Being honest, loyal, and trustworthy are so important to me. I have a very deep for those with these qualities. I know we aren't all perfect- and need work in areas (as for me, a LOT of areas), but I love and admire when I know I have friends who are there no matter what. I realize that as much as I want friends like that, I need to be that friend. I need to be loyal to those who are friends, be honest in all relationships and earn the trust of my peers. Like attracts like, to attract friends of these qualities I need to be a friend with these qualities.
Moki's food is delicious. I recently went there with a friend for lunch and it was oh so good. It had been a while- but I thoroughly enjoyed it! If you haven't ever gone, you NEED to go! :)

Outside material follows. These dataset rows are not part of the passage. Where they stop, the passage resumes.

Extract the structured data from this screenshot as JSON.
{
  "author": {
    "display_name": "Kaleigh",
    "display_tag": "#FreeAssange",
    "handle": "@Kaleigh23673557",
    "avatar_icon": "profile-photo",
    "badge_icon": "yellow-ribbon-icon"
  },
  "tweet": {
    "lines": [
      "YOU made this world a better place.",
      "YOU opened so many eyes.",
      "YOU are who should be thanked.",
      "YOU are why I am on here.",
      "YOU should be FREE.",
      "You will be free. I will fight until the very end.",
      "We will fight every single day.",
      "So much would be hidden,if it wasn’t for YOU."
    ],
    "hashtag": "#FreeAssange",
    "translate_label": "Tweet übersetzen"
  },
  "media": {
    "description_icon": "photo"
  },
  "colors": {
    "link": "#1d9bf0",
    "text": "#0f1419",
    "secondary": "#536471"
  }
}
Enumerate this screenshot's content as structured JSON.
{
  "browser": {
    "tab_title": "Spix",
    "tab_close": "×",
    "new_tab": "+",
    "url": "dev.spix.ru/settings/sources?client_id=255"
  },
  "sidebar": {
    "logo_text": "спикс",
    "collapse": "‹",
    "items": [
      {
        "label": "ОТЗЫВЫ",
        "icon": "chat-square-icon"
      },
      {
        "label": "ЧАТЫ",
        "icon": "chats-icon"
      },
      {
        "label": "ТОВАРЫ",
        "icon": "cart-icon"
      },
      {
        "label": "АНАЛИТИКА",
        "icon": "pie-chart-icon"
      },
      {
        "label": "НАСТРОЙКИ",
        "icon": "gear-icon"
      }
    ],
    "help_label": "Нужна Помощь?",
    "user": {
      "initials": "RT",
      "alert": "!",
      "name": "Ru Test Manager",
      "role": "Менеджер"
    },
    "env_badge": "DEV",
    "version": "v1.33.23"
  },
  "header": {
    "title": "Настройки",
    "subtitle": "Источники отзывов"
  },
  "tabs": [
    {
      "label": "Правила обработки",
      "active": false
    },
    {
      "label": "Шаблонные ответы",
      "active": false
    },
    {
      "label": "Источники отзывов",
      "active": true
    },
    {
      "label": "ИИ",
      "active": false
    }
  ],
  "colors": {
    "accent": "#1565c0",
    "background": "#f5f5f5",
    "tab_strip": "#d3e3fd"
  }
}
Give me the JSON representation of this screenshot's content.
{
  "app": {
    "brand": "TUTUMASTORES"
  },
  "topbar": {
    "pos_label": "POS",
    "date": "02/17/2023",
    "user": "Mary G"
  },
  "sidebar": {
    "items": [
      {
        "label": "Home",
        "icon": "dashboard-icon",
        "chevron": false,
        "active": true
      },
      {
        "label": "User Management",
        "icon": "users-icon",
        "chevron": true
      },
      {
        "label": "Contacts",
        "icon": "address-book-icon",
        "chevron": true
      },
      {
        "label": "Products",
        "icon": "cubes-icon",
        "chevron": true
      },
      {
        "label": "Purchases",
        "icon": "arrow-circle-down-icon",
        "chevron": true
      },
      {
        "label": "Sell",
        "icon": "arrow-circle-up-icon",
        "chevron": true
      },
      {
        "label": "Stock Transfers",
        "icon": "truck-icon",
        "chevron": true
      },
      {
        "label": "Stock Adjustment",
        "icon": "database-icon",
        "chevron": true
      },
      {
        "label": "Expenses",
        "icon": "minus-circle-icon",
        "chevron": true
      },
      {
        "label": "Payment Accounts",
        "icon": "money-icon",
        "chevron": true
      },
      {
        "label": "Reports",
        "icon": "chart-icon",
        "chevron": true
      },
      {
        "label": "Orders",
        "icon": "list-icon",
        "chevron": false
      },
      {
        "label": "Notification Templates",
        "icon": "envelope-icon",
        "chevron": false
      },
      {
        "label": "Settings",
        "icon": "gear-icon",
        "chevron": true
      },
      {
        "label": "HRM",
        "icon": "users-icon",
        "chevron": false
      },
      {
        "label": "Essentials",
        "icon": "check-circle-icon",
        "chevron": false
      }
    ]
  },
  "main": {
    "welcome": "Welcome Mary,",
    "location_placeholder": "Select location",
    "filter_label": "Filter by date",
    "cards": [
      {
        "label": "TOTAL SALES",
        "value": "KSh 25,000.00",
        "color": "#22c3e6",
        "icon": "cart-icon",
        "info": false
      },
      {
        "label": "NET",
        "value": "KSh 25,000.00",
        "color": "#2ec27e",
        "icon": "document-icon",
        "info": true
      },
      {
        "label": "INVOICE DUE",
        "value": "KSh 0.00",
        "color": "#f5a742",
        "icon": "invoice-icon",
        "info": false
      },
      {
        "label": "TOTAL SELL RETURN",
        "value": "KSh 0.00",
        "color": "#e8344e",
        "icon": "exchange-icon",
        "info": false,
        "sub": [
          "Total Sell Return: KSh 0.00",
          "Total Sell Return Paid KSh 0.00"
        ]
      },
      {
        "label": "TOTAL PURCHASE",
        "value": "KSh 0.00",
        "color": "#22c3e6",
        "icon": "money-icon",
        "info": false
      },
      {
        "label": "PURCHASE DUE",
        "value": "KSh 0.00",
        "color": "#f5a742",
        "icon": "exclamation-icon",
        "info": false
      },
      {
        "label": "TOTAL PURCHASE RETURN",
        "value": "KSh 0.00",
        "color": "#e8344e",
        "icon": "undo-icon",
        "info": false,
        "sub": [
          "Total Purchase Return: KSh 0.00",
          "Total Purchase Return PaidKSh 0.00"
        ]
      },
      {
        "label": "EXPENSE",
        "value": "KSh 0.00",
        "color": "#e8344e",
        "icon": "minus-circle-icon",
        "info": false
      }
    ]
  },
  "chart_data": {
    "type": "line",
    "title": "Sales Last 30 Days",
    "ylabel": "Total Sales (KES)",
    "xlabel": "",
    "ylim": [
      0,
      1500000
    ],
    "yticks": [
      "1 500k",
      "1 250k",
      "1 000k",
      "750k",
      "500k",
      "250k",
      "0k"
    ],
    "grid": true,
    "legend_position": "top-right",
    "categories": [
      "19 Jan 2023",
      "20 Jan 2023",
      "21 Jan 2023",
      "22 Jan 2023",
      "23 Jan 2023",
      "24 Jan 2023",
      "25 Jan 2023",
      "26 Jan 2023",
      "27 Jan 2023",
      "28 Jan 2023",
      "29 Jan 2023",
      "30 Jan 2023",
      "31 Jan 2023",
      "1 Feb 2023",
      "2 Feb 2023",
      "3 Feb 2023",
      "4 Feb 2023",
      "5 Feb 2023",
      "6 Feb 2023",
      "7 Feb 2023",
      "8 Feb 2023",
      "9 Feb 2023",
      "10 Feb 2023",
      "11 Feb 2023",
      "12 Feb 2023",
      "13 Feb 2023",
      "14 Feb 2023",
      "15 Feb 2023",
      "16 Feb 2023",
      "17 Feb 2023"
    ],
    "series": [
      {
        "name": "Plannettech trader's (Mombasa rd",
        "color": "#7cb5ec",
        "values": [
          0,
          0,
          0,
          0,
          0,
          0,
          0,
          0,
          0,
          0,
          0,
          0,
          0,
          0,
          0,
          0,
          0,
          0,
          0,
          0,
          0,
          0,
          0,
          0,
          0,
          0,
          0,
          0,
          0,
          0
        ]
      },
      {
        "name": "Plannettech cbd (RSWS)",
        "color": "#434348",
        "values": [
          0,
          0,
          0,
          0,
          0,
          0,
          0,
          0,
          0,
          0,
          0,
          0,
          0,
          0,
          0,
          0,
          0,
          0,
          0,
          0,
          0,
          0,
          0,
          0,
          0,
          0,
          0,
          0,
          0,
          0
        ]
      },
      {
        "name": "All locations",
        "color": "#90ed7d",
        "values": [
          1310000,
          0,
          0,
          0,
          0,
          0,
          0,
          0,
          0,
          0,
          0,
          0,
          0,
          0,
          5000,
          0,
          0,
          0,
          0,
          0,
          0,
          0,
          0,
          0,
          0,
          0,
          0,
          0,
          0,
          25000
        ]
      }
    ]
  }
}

I LOVE clouds. I absolutely do. Anyone who claims to be my friend would know this about me. I used to get teased (Ok- I still do from time to time) when I stand in awe and repeatedly say "Oh my gosh! Look at the clouds! Ah they are so pretty!" This, as well as sunsets and any other piece of nature, really intrigues me! I went camping this weekend- and on the way there and back I took quite a few shots of the clouds and scenery. My friend Cub told me that he never knew someone who took as many pictures of the clouds as I do. In reply, I told him that for every 100 pictures or so taken, you have those few really good shots. The clouds always look different, and you really can't capture the beauty in a single photograph. So, I take many. Of everything. Pictures are like a second journal to me. It can tell so much about something, without words. I think I need to enroll in a photography class...
Rain, lightening and thunder are amazing. The smell. The look. The feel. The sound. The light. All of it. I wish AZ had more. Maybe I need to move for a while...
Dance and music are amazing. Dance lets me express myself and physically let go of all stress and anxiety. I can enter into my world where nothing matters but the music and the space around me to jump and twirl in. I can push myself and learn how to control my body in a way that requires constant work and dedication. The music brings out the many emotions that can be felt. It can make you feel happy, sad, sassy, curious, grateful, or even... just there.
FAMILY. I know I have mine for a reason, and I don't know what I'd do without them.
I could go on and on and on.... there are so many things in life worth mentioning, from small and simple to large and complex
1 comment:
yay for deals and new clothes. it always make me feel so much better when i have new clothes to wear. lisa is so nice to go with you and help you out. sounds like you have been staying busy and having a good time. you are so inspiring! i love the way you write... so elegant and professional. i hope you're doing good. it's been awhile since i've had the pleasure of hanging with you. just always remember me, your dancer buddy who wasn't afraid to fart. lol good times!